Modena

Lago Scaffaiolo

Nel Parco Regionale dell'Alto Appenino Modenese, a 1775 m., troviamo il lago Scaffaiolo il cui nome deriva dalla parola "scaffo" che in dialetto significa avvallamento del terreno. Il lago non è di origine glaciale, ma nasce dalle alterazioni chimiche e fisiche del terreno e come risultato dell'azione della neve e dei venti. E' situato sotto il Monte Cupolino e nei pressi si trova il Rifugio Duca degli Abbruzzi, il più antico rifugio alpino, aperto nel 1878.

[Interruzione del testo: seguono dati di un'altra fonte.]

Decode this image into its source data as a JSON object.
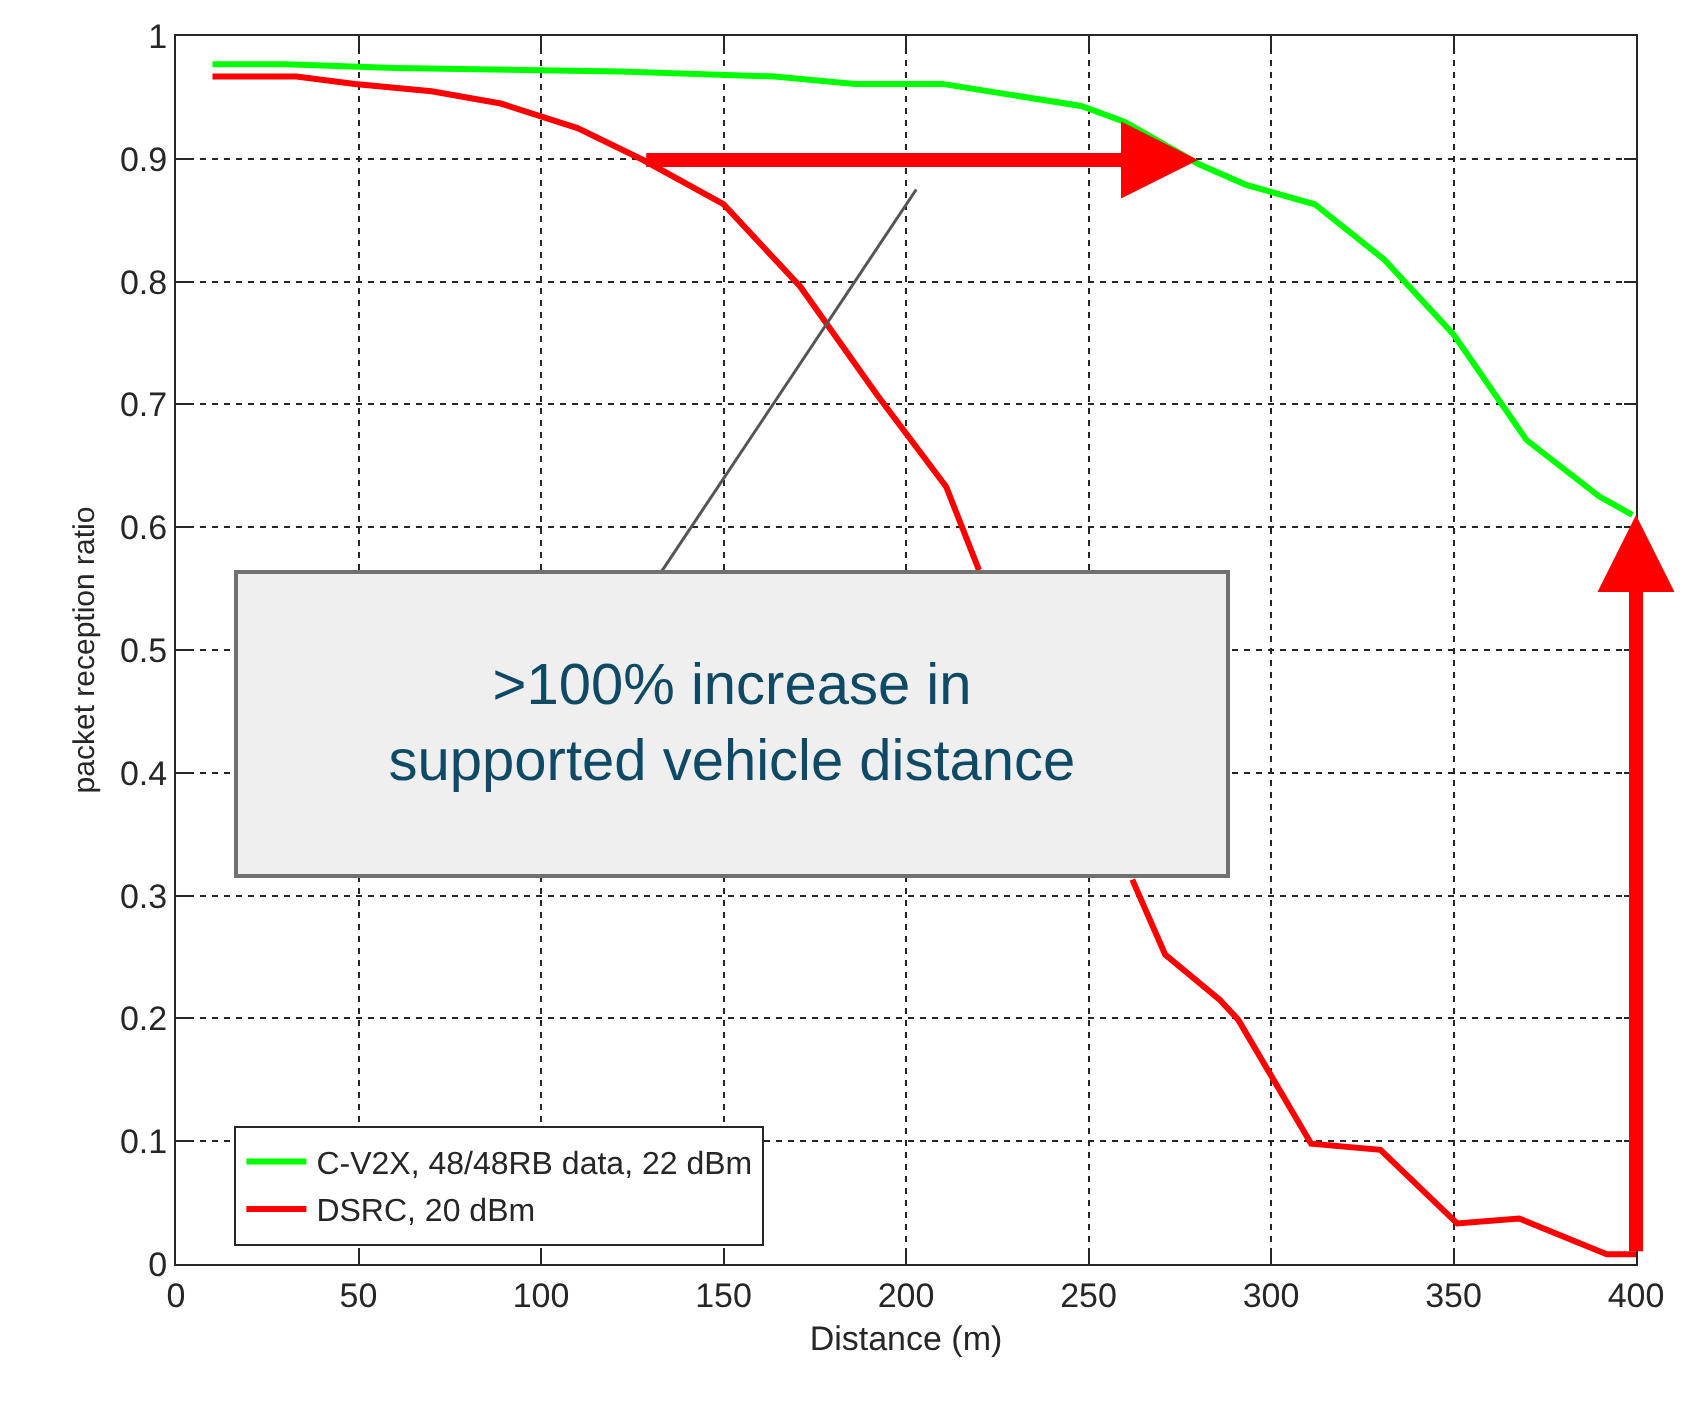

FILM GIRATI IN QUESTA LOCATION:

Una gita scolastica

REGIA: Pupi Avati
ANNO: 1983

Laura è un'anziana signora ormai ottantenne, che in una sorta di dormiveglia rivive attraverso i propri ricordi l'emozione di un momento speciale: l'anno scolastico del 1914, alla vigilia della Prima guerra mondiale; è primavera, gli esami di maturità sono alle porte e il liceo ha organizzato per la sua classe “mista” una gita scolastica di tre giorni, sull'Appennino. I ragazzi, attraverso Porretta Terme e Sasso Marconi, arrivano a piedi da Bologna a Firenze; durante il cammino parlano delle loro aspirazioni, dei loro sogni, di ciò che si aspettano dal futuro. Laura, al pari delle sue compagne, è innamorata di un ragazzo considerato da tutte il più bello della classe; il suo maldestro tentativo di conquistarlo fallirà, ma in qualche modo riuscirà ad ottenere la sua attenzione. Ad accompagnare i ragazzi ci sono Balla, il professore di Lettere, e Serena, la professoressa di disegno: il primo, da sempre impaurito dalle donne, riscoprirà i suoi sentimenti innamorandosi di Serena, che tuttavia manterrà un atteggiamento ambiguo fino alla fine della gita.

scheda del film

PHOTOGALLERY

I luoghi immaginati. L'Emilia Romagna nel cinema di Pupi Avati

REGIA: Riccardo Marchesini
ANNO: 2009

Nel suo cinema Pupi Avati ha descritto, raccontato e reinventato l’Emilia-Romagna e i suoi abitanti attraverso una personalissima cifra stilistica che ha offerto al pubblico emozioni intime ed autentiche. I suoi film hanno attraversato questa regione dall’appennino al mare delineando il profilo presente e passato di una terra e delle sue contraddizioni. A quarant’anni dal suo primo film, un viaggio in compagnia di Avati attraverso quei paesaggi e quelle suggestioni che l’Emilia-Romagna ha saputo offrirgli nel tentativo di descrivere quell’indissolubile legame fra l’uomo e la sua terra che ha dato vita a film importanti, dal valore indiscusso.